Scott Hartnell scored his second goal with 3 minutes 59 seconds remaining in regulation to extend Philadelphia's season and get the record crowd of 20,327 to believe that maybe, just maybe, the Flyers had one more comeback left in them.
But that reprieve proved to be only a brief one.
Kane burst down the wing from the top of the Philadelphia zone, turning around Timonen. Then Kane unleashed a low shot from near the goal line that sneaked between Leighton's pads. Leighton had already yielded one soft goal in the game. Kane's ended the Flyers' season.
"I heard the sound; it was a funny sound," Coach Joel Quenneville said. "Nobody knew where the puck was. Kaner thought it was in. The video guy came out, and he knew it was in the net. I didn't know for sure until I saw the net lift and I saw the puck in the back, I said, 'Okay, the party is on.' "
Blackhawks captain Jonathan Toews claimed the Conn Smythe Trophy as playoff MVP. Despite notching only three assists in the finals, the 22-year-old had seven goals and 29 points in 22 games to top the postseason scoring list.

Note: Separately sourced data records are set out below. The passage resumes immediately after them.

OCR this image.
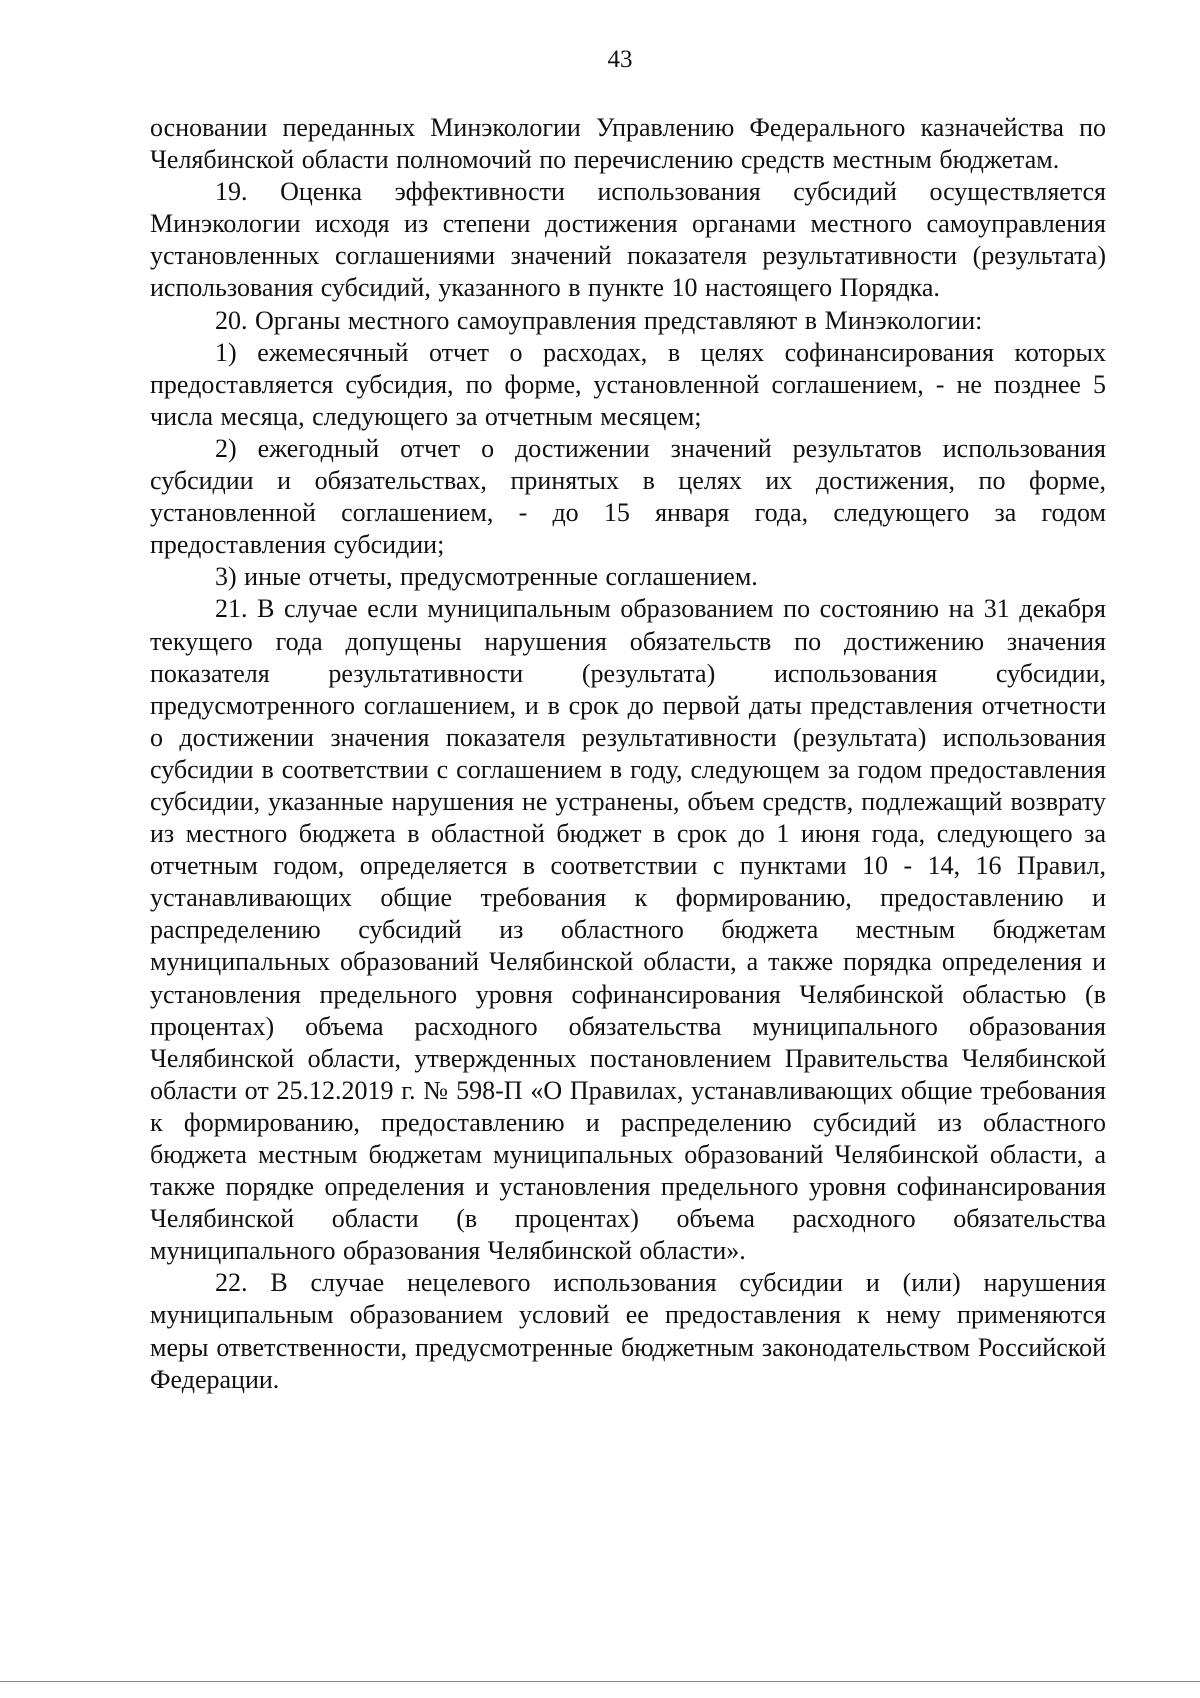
43

основании переданных Минэкологии Управлению Федерального казначейства по Челябинской области полномочий по перечислению средств местным бюджетам.

19. Оценка эффективности использования субсидий осуществляется Минэкологии исходя из степени достижения органами местного самоуправления установленных соглашениями значений показателя результативности (результата) использования субсидий, указанного в пункте 10 настоящего Порядка.

20. Органы местного самоуправления представляют в Минэкологии:

1) ежемесячный отчет о расходах, в целях софинансирования которых предоставляется субсидия, по форме, установленной соглашением, - не позднее 5 числа месяца, следующего за отчетным месяцем;

2) ежегодный отчет о достижении значений результатов использования субсидии и обязательствах, принятых в целях их достижения, по форме, установленной соглашением, - до 15 января года, следующего за годом предоставления субсидии;

3) иные отчеты, предусмотренные соглашением.

21. В случае если муниципальным образованием по состоянию на 31 декабря текущего года допущены нарушения обязательств по достижению значения показателя результативности (результата) использования субсидии, предусмотренного соглашением, и в срок до первой даты представления отчетности о достижении значения показателя результативности (результата) использования субсидии в соответствии с соглашением в году, следующем за годом предоставления субсидии, указанные нарушения не устранены, объем средств, подлежащий возврату из местного бюджета в областной бюджет в срок до 1 июня года, следующего за отчетным годом, определяется в соответствии с пунктами 10 - 14, 16 Правил, устанавливающих общие требования к формированию, предоставлению и распределению субсидий из областного бюджета местным бюджетам муниципальных образований Челябинской области, а также порядка определения и установления предельного уровня софинансирования Челябинской областью (в процентах) объема расходного обязательства муниципального образования Челябинской области, утвержденных постановлением Правительства Челябинской области от 25.12.2019 г. № 598-П «О Правилах, устанавливающих общие требования к формированию, предоставлению и распределению субсидий из областного бюджета местным бюджетам муниципальных образований Челябинской области, а также порядке определения и установления предельного уровня софинансирования Челябинской области (в процентах) объема расходного обязательства муниципального образования Челябинской области».

22. В случае нецелевого использования субсидии и (или) нарушения муниципальным образованием условий ее предоставления к нему применяются меры ответственности, предусмотренные бюджетным законодательством Российской Федерации.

"Oh my God," Toews said. "It's like that commercial. I'm speechless. We knew from Day One of this season that we had the potential to do it. And to realize our goal, it's an amazing feeling."
After Toews lifted the Cup above his head, he handed it to teammate Marian Hossa, who had lost in each of the two previous finals -- in 2008 with Pittsburgh and 2009 with Detroit.
"It was very apropos," Quenneville said of Hossa.
Hossa added of finally lifting the Cup: "It feels pretty heavy, actually. What a relief. I'm so happy to win this."
While the Blackhawks celebrated, the Flyers were left to lament yet another near miss. Since claiming back-to-back championships in 1974 and 1975, Philadelphia has come up short in the finals six times.
"I thought down the stretch in regulation and overtime we played probably our best of the night," Flyers Coach Peter Laviolette said. "Like maybe we had started to wear them down [but] we weren't able cash in."
To clinch the Cup, Chicago did something neither team had done all series: win on the road. And the Blackhawks pulled it off thanks to goals from Dustin Byfuglien, Patrick Sharp and Andew Ladd and the play of goaltender Antti Niemi, who made 21 saves including point-blank stops on Mike Richards, Claude Giroux and Jeff Carter in the final minutes of regulation.
"He's the real deal," Quenneville said of Niemi. "Great save on Carter in the dying minutes of the third period. He played so many big games for us. What a big Game 2 in Chicago for us."
Both Neimi and Leighton had their share of struggles in this series. But when the season was on the line, it was Leighton (37 saves) who didn't get it done.
With his team clinging to a 2-1 lead midway through the second period, the 29-year-old journeyman, back in net despite being pulled for the second time in the series on Sunday and a brutal 4.01 goals against average, allowed an ordinary-looking wrist shot from Sharp to squeeze between his pads while the teams skated four-on-four.
Later in the period, Ladd redirected a point shot by Niklas Hjalmarsson past Leighton to send the Blackhawks into the third ahead, 3-2.
And that's how the score remained until 16:01 of the third period, when Hartnell crashed the net and redirected a cross pass from Ville Leino past Niemi to knot the score, 3-3, and set off a wild celebration.
The good times on Broad Street, though, were short-lived.
Just a little while later, it was Chicago's turn.
"The party is going to be unbelievable," Quenneville said.